George Neville Watson (31 January 1886 – 2 February 1965) was an English mathematician, who applied complex analysis to the theory of special functions. His collaboration on the 1915 second edition of E. T. Whittaker's A Course of Modern Analysis (1902) produced the classic "Whittaker and Watson" text. In 1918 he proved a significant result known as Watson's lemma, that has many applications in the theory on the asymptotic behaviour of exponential integrals.
Life
He was born in Westward Ho! in Devon the son of George Wentworth Watson, a schoolmaster and genealogist, and his wife, Mary Justina Griffith.
He was educated at St Paul's School in London, as a pupil of F. S. Macaulay. He then studied Mathematics at Trinity College, Cambridge. There he encountered E. T. Whittaker, though their overlap was only two years.

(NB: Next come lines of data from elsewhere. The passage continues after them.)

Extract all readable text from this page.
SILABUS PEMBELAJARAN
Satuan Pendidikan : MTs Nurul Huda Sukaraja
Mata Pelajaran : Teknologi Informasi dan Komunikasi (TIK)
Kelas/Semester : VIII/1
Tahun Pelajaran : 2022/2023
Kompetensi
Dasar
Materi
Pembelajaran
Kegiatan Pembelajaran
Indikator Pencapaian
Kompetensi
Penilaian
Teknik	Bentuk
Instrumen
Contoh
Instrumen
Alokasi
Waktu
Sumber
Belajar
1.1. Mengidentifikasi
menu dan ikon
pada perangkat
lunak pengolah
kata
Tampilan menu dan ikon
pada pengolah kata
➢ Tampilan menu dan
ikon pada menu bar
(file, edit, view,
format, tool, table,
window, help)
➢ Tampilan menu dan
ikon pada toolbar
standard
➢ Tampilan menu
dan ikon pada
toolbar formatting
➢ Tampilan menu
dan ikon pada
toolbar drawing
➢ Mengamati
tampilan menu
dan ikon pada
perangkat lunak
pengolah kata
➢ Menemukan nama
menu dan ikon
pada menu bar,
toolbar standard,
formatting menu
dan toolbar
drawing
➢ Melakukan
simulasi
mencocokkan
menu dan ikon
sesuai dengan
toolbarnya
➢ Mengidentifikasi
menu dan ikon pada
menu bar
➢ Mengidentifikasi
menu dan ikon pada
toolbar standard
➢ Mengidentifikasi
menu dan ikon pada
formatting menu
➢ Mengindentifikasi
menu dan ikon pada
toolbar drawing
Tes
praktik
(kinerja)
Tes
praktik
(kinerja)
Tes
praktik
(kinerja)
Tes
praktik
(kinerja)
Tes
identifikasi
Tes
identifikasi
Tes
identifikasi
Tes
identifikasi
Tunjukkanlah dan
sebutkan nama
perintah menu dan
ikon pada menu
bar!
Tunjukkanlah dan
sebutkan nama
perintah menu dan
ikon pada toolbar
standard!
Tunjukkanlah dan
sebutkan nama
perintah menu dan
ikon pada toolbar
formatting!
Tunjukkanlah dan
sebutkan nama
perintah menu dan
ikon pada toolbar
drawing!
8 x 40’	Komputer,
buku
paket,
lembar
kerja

From 1914 to 1918 he lectured in Mathematics at University College, London. He became Professor of Pure Mathematics at the University of Birmingham in 1918, replacing Prof R S Heath, and remained in this role until 1951.
He was awarded an honorary MSc Pure Science in 1919 by Birmingham University.
He was President of the London Mathematical Society 1933/35.
He died at Leamington Spa on 2 February 1965.
Works
Watson published two papers, in 1918 and 1919, on long-distance wave propagation, "The diffraction of electric waves", and "The transmission of electric waves". According to Yeang, "The theory of atmospheric reflection now gained major empirical support from long-distance propagation experiments. Since then, radio scientists and engineers have held that wave reflection between the earth and the upper layer is responsible for long-distance radio transmission, and Watson's transformation has been a useful mathematical tool for analyzing propagation of electromagnetic waves."
His Treatise on the theory of Bessel functions (1922) also became a classic, in particular in regard to the asymptotic expansions of Bessel functions.
He subsequently spent many years on Ramanujan's formulae in the area of modular equations, mock theta functions and q-series, and for some time looked after Ramanujan's lost notebook.
Ramanujan discovered many more modular equations than all of his mathematical predecessors combined. Watson provided proofs for most of Ramanujan's modular equations. Bruce C. Berndt completed the project begun by Watson and Wilson. Much of Berndt's book Ramanujan's Notebooks, Part 3 (1998) is based upon the prior work of Watson.
Watson's interests included solvable cases of the quintic equation. He introduced Watson's quintuple product identity.